Goldfeder is known both for her role as a pioneering woman in advanced scientific research and for her many accomplishments as a researcher. Autumn Stanley, member of the Institute for Historical Study (Berkeley), writes "The contributions of this distinguished Polish-born researcher to cancer therapy in general and to radiology in particular can scarcely be overestimated." Goldfeder created a strain of white lab mice, named X-GF (after her initials), that is resistant to both natural and lab-induced cancerous tumors and is widely used in experimentation. She discovered that radiation treatment could (in mice) completely destroy a malignant tumor without otherwise harming the subject; she also improved use of lead shielding, and discovered that the effects of radiation varied with the emission medium. Sol Siegelman, writing a tribute to Goldfeder in the Annals of the New York Academy of Sciences, wrote:
"I should like to note briefly just a few of her contributions to provide at least a slight indication of her originality and foresight. (1) Anna Goldfeder was one of the first to succeed in establishing tissue culture with human epithelial cells -- an achievement made even more monumental by the fact that it was accomplished prior to the introduction of antibiotics. (2) She was one of the first to identify the importance of ensuring isogenicity of the host in attempting to obtain useful therapeutic and biological information from tumor transplants. (3) Anna established the therapeutic value of fractionated and localized radiation in treating tumors and showed that cures could in fact be obtained using animal models. These results had a significant impact on the design of protocols for clinical radiotherapy. (4) She developed the famous XgF strain of mice, which were highly resistant to spontaneous as well as to induced tumors. These mice became a useful experimental tool for the analysis of questions related to both the cure and the cause of cancer.

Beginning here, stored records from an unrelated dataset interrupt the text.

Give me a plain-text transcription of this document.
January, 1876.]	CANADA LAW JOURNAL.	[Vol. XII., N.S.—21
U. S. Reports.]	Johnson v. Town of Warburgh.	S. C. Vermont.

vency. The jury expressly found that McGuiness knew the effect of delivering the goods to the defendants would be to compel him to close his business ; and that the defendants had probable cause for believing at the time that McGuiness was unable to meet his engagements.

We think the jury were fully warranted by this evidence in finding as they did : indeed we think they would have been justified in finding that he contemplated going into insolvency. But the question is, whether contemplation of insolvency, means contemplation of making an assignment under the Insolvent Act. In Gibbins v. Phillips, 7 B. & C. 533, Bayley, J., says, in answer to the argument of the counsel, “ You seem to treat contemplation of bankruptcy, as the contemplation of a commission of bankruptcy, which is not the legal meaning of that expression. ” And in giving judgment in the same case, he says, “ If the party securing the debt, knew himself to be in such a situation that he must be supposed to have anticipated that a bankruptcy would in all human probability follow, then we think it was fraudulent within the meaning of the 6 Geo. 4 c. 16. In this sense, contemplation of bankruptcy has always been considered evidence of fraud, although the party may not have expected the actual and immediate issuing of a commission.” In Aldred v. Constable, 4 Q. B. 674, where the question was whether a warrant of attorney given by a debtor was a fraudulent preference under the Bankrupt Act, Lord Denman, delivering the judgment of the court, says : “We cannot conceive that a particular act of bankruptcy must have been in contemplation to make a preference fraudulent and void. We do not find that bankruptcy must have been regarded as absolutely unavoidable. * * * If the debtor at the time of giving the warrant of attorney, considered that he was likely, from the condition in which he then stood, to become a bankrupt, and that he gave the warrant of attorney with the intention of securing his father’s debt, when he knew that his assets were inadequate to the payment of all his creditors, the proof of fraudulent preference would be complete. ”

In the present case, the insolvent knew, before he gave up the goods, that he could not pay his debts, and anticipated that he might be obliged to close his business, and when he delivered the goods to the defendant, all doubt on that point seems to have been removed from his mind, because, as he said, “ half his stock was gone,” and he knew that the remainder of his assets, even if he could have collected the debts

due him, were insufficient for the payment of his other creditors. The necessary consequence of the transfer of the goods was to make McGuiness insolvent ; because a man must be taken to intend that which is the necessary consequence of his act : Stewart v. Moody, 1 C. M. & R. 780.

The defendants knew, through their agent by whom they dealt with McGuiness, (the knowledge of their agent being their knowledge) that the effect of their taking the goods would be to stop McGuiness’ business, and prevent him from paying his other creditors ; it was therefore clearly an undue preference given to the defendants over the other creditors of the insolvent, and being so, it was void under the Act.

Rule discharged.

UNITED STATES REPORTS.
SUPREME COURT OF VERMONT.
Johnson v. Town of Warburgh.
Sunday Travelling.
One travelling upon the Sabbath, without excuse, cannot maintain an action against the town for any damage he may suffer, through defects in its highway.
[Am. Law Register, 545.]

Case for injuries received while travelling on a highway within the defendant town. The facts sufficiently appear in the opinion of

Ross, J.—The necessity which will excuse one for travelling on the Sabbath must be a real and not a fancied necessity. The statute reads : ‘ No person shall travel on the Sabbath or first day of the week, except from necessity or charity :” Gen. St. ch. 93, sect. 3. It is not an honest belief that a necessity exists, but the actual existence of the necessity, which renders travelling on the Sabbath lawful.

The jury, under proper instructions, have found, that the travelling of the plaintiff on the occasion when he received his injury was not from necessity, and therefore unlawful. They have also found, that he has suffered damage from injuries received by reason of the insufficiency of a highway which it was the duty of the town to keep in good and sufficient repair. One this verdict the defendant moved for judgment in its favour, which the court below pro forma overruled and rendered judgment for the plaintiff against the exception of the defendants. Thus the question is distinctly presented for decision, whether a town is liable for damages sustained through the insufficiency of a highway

Goldfeder was also known for her devotion to her scientific pursuits. Long past the age of mandatory retirement when Delafield Hospital in New York was closed, Goldfeder was unable to convince city officials to relocate her laboratory. Rather than close, and with some self-funding, she remained in the abandoned building for two years before she secured enough grant money to move her work to New York University facilities. She established, with a bequest, the Dr. Anna Goldfeder Scholarship award for Ph.D students at the Weizmann Institute of Science in Rehovot, Israel.